There will be others who will want to stay because they are making a difference. Dakin cites a former carpenter who says: “I can’t go back to that – this is what I was meant to do in life.”

She adds: “So it might be mix of these people, and also people who might want to do part-time, weekend hours if they have clients who they have a close relationship with, so we really hope they will all decide to stay with us.” 

Perfect role for a people person

Leigh Lawley, having run a pub in Droitwich and worked in the pub trade for more than 10 years, is typical of the type of employee who joined Home Instead from industries hit hard by Covid-19.

She explains: “I still wanted to do something that involves being around people. And I thought, obviously with everything going on at the moment this sector was one of the places that needed the most help. And I could actually make a difference and feel as if I’m doing something worthwhile.”

Lawley says her background in the pub industry means she is well-suited to the care sector.

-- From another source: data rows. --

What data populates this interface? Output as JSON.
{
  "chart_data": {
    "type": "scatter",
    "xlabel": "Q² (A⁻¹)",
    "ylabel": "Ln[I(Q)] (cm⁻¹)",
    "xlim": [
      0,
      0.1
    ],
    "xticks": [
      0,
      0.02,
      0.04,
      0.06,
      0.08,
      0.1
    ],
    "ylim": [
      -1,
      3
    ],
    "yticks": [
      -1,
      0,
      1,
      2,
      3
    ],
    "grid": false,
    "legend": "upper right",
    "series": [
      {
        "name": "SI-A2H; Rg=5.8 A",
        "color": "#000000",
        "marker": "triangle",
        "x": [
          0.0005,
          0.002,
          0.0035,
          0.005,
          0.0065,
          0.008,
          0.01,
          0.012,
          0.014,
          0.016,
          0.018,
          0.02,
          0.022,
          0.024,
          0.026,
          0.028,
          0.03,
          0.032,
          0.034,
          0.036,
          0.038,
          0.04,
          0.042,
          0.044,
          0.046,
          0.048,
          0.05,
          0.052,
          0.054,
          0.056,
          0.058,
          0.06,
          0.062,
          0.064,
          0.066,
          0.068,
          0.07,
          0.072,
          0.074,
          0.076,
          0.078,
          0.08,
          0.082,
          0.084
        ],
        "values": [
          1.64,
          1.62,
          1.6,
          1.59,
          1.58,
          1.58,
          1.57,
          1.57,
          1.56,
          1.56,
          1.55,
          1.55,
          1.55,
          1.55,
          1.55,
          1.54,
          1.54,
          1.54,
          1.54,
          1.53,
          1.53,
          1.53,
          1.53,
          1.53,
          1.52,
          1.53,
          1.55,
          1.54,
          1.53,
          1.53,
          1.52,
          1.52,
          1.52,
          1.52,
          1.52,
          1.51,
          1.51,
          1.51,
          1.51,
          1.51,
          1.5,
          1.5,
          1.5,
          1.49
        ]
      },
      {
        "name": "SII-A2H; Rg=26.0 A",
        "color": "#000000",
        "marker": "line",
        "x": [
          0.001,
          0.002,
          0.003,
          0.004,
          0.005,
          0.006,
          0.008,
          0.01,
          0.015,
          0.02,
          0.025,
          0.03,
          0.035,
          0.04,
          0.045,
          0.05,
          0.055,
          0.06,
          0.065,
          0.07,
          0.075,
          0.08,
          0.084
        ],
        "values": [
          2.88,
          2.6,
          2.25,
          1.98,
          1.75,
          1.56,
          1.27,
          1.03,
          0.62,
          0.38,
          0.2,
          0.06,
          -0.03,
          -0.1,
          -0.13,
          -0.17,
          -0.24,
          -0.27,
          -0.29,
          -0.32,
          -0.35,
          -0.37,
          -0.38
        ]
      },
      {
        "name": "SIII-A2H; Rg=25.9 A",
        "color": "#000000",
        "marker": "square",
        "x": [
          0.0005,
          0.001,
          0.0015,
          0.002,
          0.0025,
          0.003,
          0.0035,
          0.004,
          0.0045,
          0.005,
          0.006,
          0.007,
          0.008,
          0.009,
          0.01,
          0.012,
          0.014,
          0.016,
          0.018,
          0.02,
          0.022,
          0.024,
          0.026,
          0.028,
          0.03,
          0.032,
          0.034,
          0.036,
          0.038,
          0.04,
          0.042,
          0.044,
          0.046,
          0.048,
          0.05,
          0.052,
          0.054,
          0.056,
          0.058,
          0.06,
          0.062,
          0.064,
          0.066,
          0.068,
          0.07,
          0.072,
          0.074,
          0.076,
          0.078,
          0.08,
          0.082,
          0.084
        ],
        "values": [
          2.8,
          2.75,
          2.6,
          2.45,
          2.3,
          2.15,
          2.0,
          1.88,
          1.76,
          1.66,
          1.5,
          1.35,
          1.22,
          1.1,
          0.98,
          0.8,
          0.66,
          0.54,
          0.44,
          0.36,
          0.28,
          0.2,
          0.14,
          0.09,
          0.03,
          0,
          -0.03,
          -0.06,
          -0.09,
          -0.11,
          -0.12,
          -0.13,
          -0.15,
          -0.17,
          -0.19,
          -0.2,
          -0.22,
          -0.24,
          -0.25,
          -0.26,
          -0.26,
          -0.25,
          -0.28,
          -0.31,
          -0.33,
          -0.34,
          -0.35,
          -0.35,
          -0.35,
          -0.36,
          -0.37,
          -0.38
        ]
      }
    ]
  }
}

“When I was in the pub obviously I was dealing and speaking with different kinds of people all the time, so I think that’s really helped me in this sector getting to know people and making them feel comfortable with me being around them.

“I like to have made someone’s day that little bit easier – that’s one of the best things, but generally just talking to people and getting to know them. Some of those I’ve met have some great stories about things  they’ve done in the past. It’s a really rewarding job. I think I’ll probably stay in the care sector for a good while.”